Playwright and lyricist Stephen Clark’s last work has received a posthumous premiere under the scrupulous guidance of his friend, director Christopher Renshaw. The play is a dark fantasia on sex and death that has two strangers playing with ideas of intimacy and oblivion over a nice dish of pasta.

The main attraction is the casting of Julian Clary as a host with homicidal tendencies. Clary is to be applauded for trying something so different – his character is a model of repression, maybe never quite scary enough, whose vulnerability develops in fits and starts, and he makes a good stab at depicting a brittle, intelligent and traumatised man. All while cooking on stage.

Yet Clary is a Comedy Great (capital letters, please) and everyone wants him to be funny.

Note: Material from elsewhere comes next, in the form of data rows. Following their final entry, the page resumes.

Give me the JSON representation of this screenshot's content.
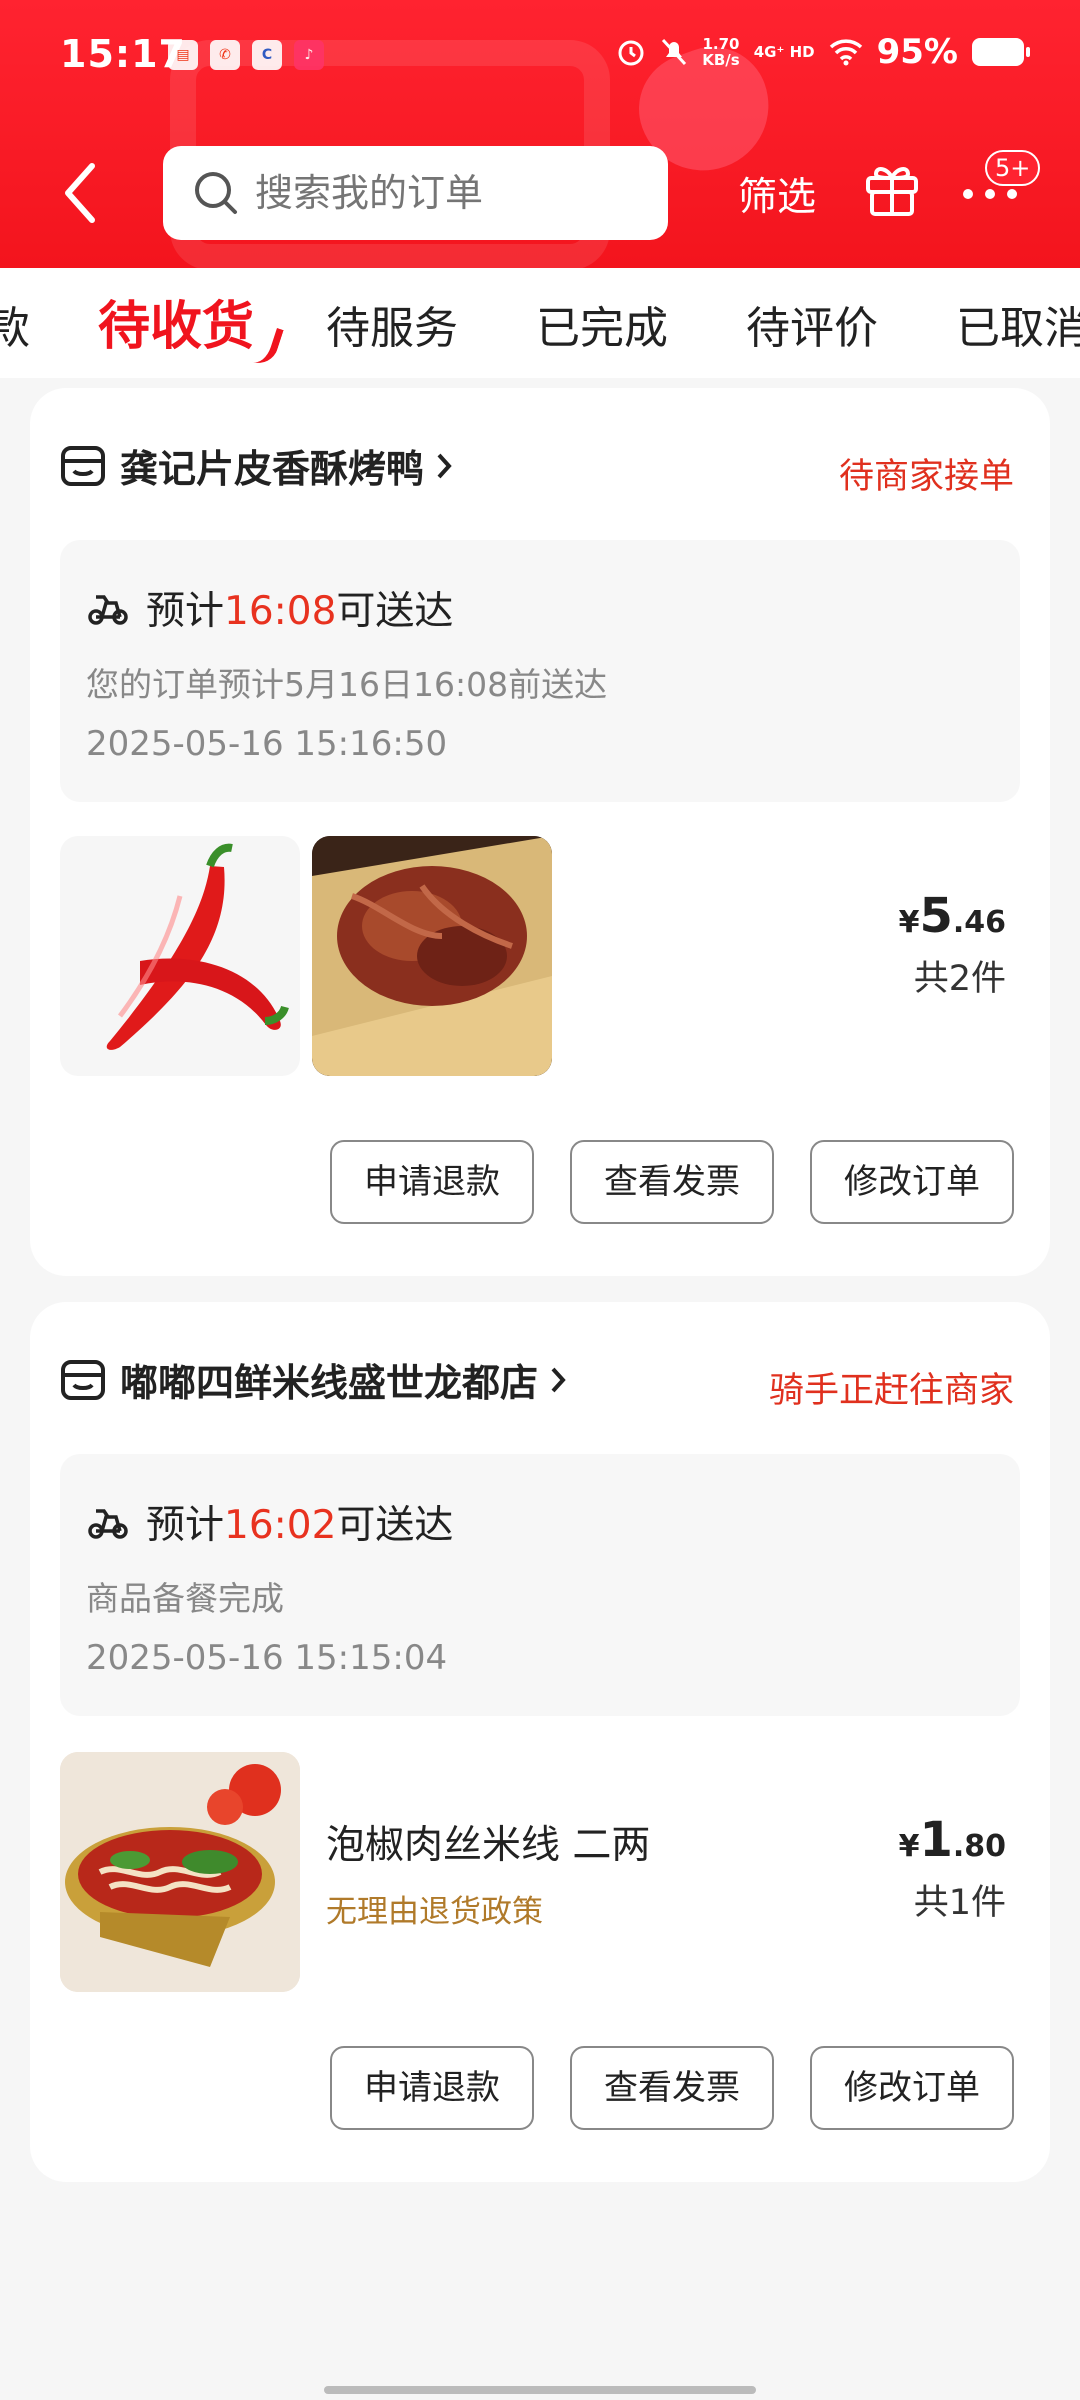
{
  "status_bar": {
    "time": "15:17",
    "speed_value": "1.70",
    "speed_unit": "KB/s",
    "network": "4G⁺ HD",
    "battery": "95%"
  },
  "header": {
    "search_placeholder": "搜索我的订单",
    "filter_label": "筛选",
    "badge": "5+"
  },
  "tabs": [
    {
      "label": "款"
    },
    {
      "label": "待收货"
    },
    {
      "label": "待服务"
    },
    {
      "label": "已完成"
    },
    {
      "label": "待评价"
    },
    {
      "label": "已取消"
    }
  ],
  "orders": [
    {
      "store": "龚记片皮香酥烤鸭",
      "status": "待商家接单",
      "eta_prefix": "预计",
      "eta_time": "16:08",
      "eta_suffix": "可送达",
      "detail": "您的订单预计5月16日16:08前送达",
      "timestamp": "2025-05-16 15:16:50",
      "price_yen": "¥",
      "price_int": "5",
      "price_dec": ".46",
      "qty": "共2件",
      "buttons": [
        "申请退款",
        "查看发票",
        "修改订单"
      ]
    },
    {
      "store": "嘟嘟四鲜米线盛世龙都店",
      "status": "骑手正赶往商家",
      "eta_prefix": "预计",
      "eta_time": "16:02",
      "eta_suffix": "可送达",
      "detail": "商品备餐完成",
      "timestamp": "2025-05-16 15:15:04",
      "item_name": "泡椒肉丝米线 二两",
      "item_policy": "无理由退货政策",
      "price_yen": "¥",
      "price_int": "1",
      "price_dec": ".80",
      "qty": "共1件",
      "buttons": [
        "申请退款",
        "查看发票",
        "修改订单"
      ]
    }
  ]
}
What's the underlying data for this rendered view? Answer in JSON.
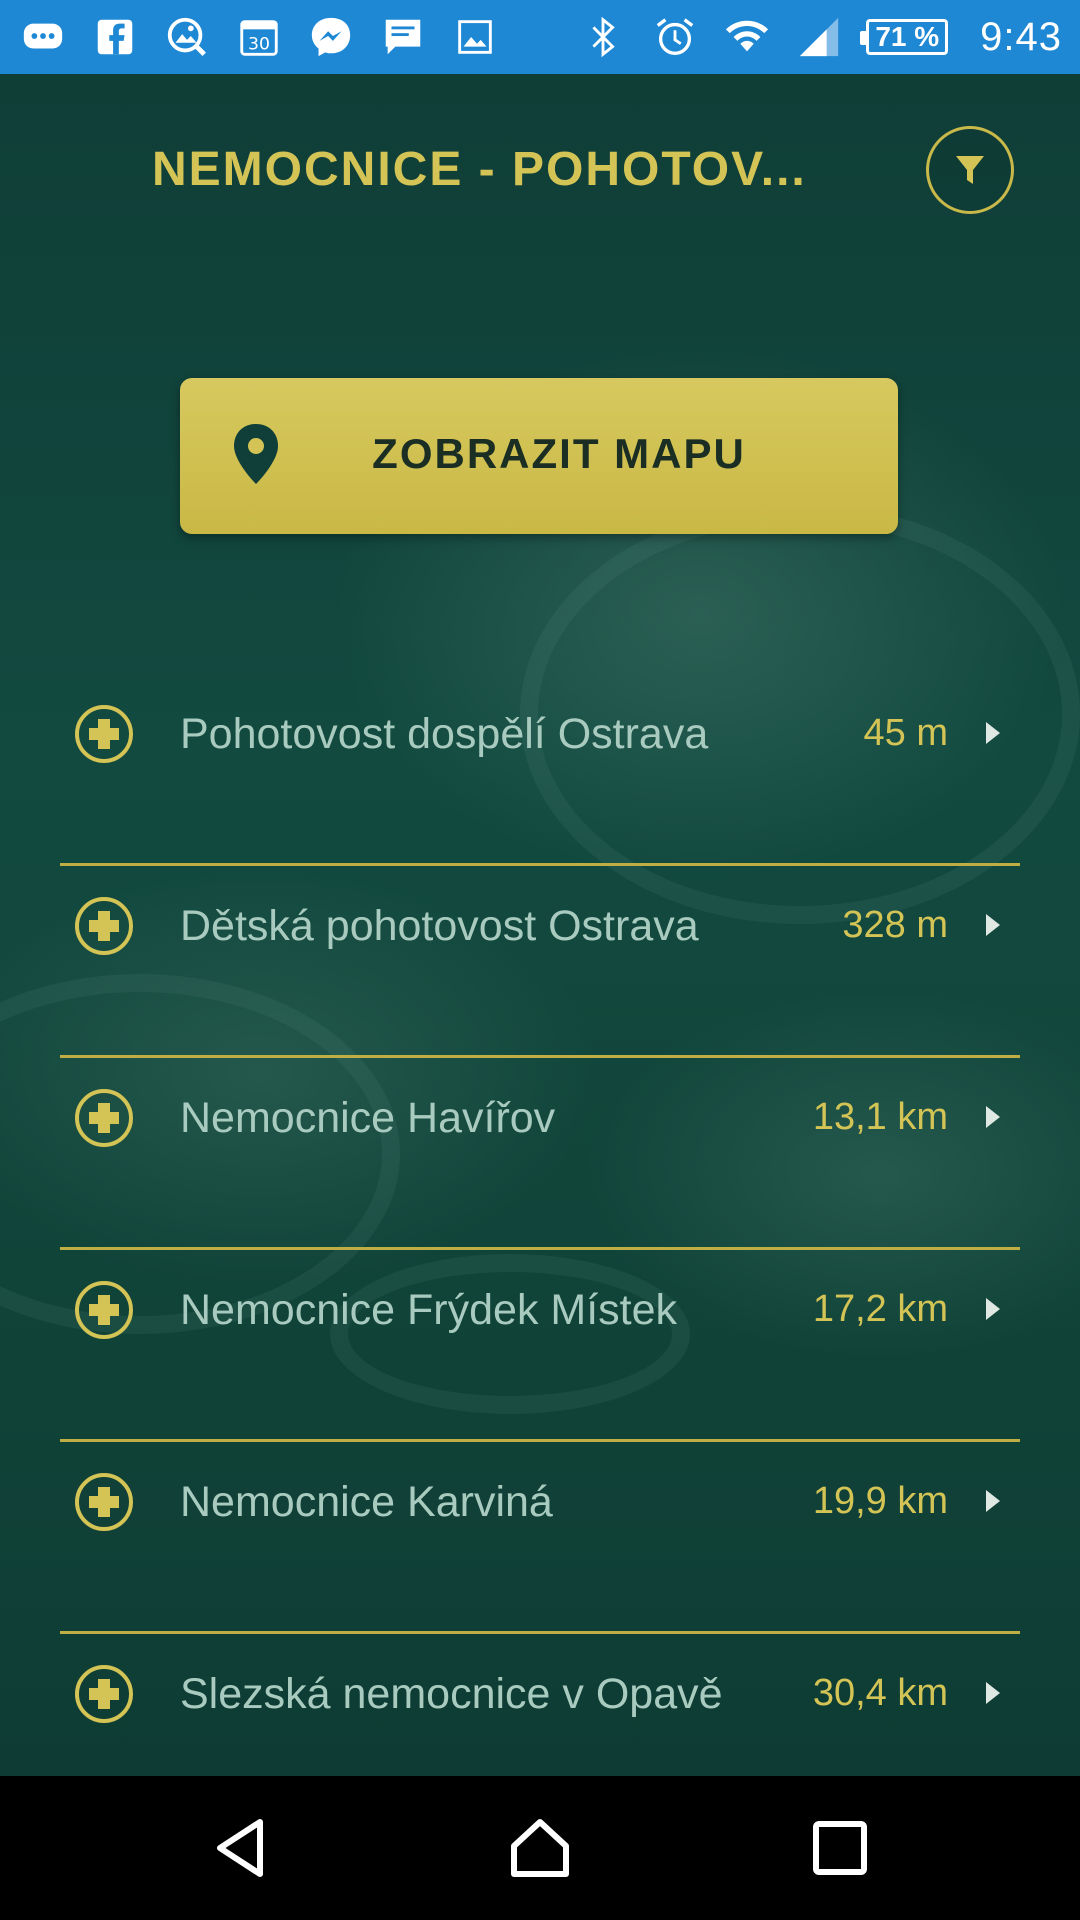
{
  "status_bar": {
    "time": "9:43",
    "battery": "71 %",
    "left_icons": [
      "chat-bubble-icon",
      "facebook-icon",
      "image-search-icon",
      "calendar-icon",
      "messenger-icon",
      "message-icon",
      "gallery-icon"
    ],
    "right_icons": [
      "bluetooth-icon",
      "alarm-icon",
      "wifi-icon",
      "signal-icon"
    ]
  },
  "header": {
    "title": "NEMOCNICE - POHOTOV..."
  },
  "map_button": {
    "label": "ZOBRAZIT MAPU"
  },
  "hospitals": [
    {
      "name": "Pohotovost dospělí Ostrava",
      "distance": "45 m"
    },
    {
      "name": "Dětská pohotovost Ostrava",
      "distance": "328 m"
    },
    {
      "name": "Nemocnice Havířov",
      "distance": "13,1 km"
    },
    {
      "name": "Nemocnice Frýdek Místek",
      "distance": "17,2 km"
    },
    {
      "name": "Nemocnice Karviná",
      "distance": "19,9 km"
    },
    {
      "name": "Slezská nemocnice v Opavě",
      "distance": "30,4 km"
    }
  ],
  "colors": {
    "accent_gold": "#d4c456",
    "background_green": "#0f3f38",
    "list_text": "#a9cbbf",
    "status_bar_blue": "#1e88d5"
  },
  "nav": {
    "icons": [
      "back-icon",
      "home-icon",
      "recents-icon"
    ]
  }
}
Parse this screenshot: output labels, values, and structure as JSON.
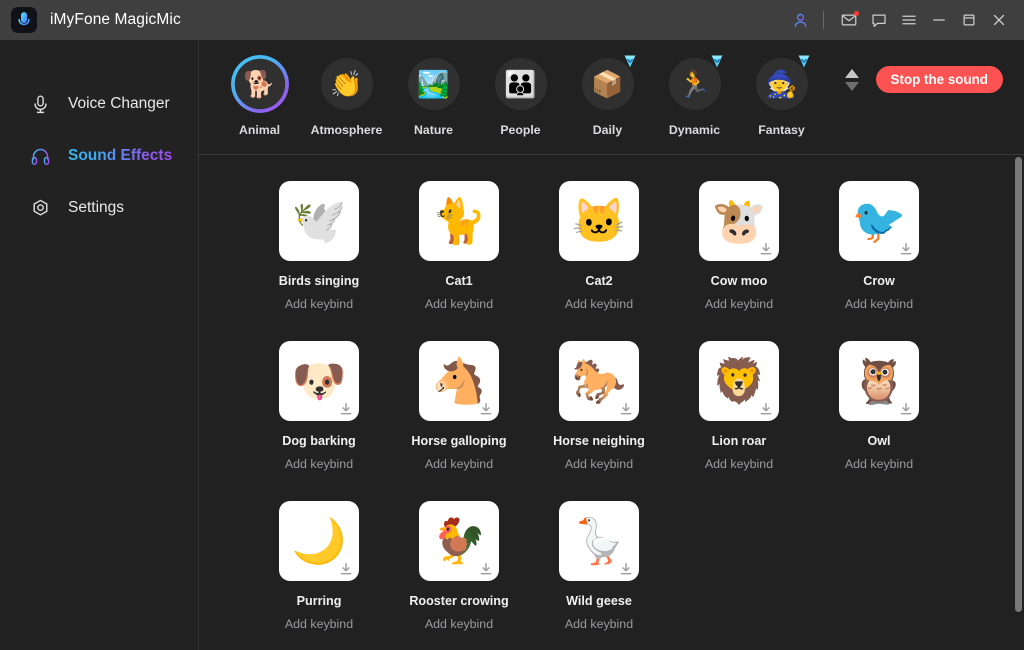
{
  "window": {
    "title": "iMyFone MagicMic",
    "logo_icon": "magicmic-logo-icon",
    "controls": [
      {
        "name": "account-icon",
        "glyph": "account"
      },
      {
        "name": "mail-icon",
        "glyph": "mail"
      },
      {
        "name": "feedback-icon",
        "glyph": "chat"
      },
      {
        "name": "menu-icon",
        "glyph": "hamburger"
      },
      {
        "name": "minimize-icon",
        "glyph": "minimize"
      },
      {
        "name": "maximize-icon",
        "glyph": "maximize"
      },
      {
        "name": "close-icon",
        "glyph": "close"
      }
    ]
  },
  "sidebar": {
    "items": [
      {
        "label": "Voice Changer",
        "icon": "microphone-icon",
        "active": false
      },
      {
        "label": "Sound Effects",
        "icon": "headphones-icon",
        "active": true
      },
      {
        "label": "Settings",
        "icon": "gear-icon",
        "active": false
      }
    ]
  },
  "categories": {
    "items": [
      {
        "label": "Animal",
        "emoji": "🐕",
        "selected": true,
        "premium": false
      },
      {
        "label": "Atmosphere",
        "emoji": "👏",
        "selected": false,
        "premium": false
      },
      {
        "label": "Nature",
        "emoji": "🏞️",
        "selected": false,
        "premium": false
      },
      {
        "label": "People",
        "emoji": "👪",
        "selected": false,
        "premium": false
      },
      {
        "label": "Daily",
        "emoji": "📦",
        "selected": false,
        "premium": true
      },
      {
        "label": "Dynamic",
        "emoji": "🏃",
        "selected": false,
        "premium": true
      },
      {
        "label": "Fantasy",
        "emoji": "🧙",
        "selected": false,
        "premium": true
      }
    ],
    "sort_up_icon": "sort-ascending-icon",
    "sort_down_icon": "sort-descending-icon",
    "stop_button_label": "Stop the sound"
  },
  "sounds": {
    "keybind_label": "Add keybind",
    "items": [
      {
        "title": "Birds singing",
        "emoji": "🕊️",
        "downloadable": false
      },
      {
        "title": "Cat1",
        "emoji": "🐈",
        "downloadable": false
      },
      {
        "title": "Cat2",
        "emoji": "🐱",
        "downloadable": false
      },
      {
        "title": "Cow moo",
        "emoji": "🐮",
        "downloadable": true
      },
      {
        "title": "Crow",
        "emoji": "🐦",
        "downloadable": true
      },
      {
        "title": "Dog barking",
        "emoji": "🐶",
        "downloadable": true
      },
      {
        "title": "Horse galloping",
        "emoji": "🐴",
        "downloadable": true
      },
      {
        "title": "Horse neighing",
        "emoji": "🐎",
        "downloadable": true
      },
      {
        "title": "Lion roar",
        "emoji": "🦁",
        "downloadable": true
      },
      {
        "title": "Owl",
        "emoji": "🦉",
        "downloadable": true
      },
      {
        "title": "Purring",
        "emoji": "🌙",
        "downloadable": true
      },
      {
        "title": "Rooster crowing",
        "emoji": "🐓",
        "downloadable": true
      },
      {
        "title": "Wild geese",
        "emoji": "🪿",
        "downloadable": true
      }
    ]
  },
  "colors": {
    "titlebar_bg": "#3f3f3f",
    "app_bg": "#212121",
    "sidebar_bg": "#222222",
    "accent_start": "#3fc9f5",
    "accent_end": "#a855f7",
    "stop_button_bg": "#fd5252",
    "premium_gem": "#4fd4f7",
    "notification_dot": "#ff3b30"
  }
}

The humour in the opening monologue contains flashes of excitement. And yes, like Just A Minute, which Clary contributes to, there’s a passage without repetition, deviation or hesitation that would make Nicholas Parsons proud. Trouble is, the comedy overshadows the play’s serious intentions.

As for the play’s dinner guest, with desires and a history just as troubled as the chef’s, it’s a role James Nelson-Joyce excels in. Exuding confidence and complexes, he even makes his character’s bizarre chat-up lines convincing. The trouble is, both characters are too close to being simply vehicles for ideas.

Leaving aside the weaker scenes of the couple’s meeting –flashbacks both performers handle well – the challenge is Clark’s verbose articulacy. The style works for monologues: written in verse, the language is entertaining and its extravagance engaging. But when the men converse it starts to sound silly, laboured and insincere. Some outrageous comments – mostly focusing on necrophilia – are contrived and don’t fit with the play’s larger concerns. Several ideas, mixing pop culture with high-brow flights of fancy are far-fetched. It’s a shame to speculate that some excesses might have been avoided had the much-missed playwright been at rehearsals.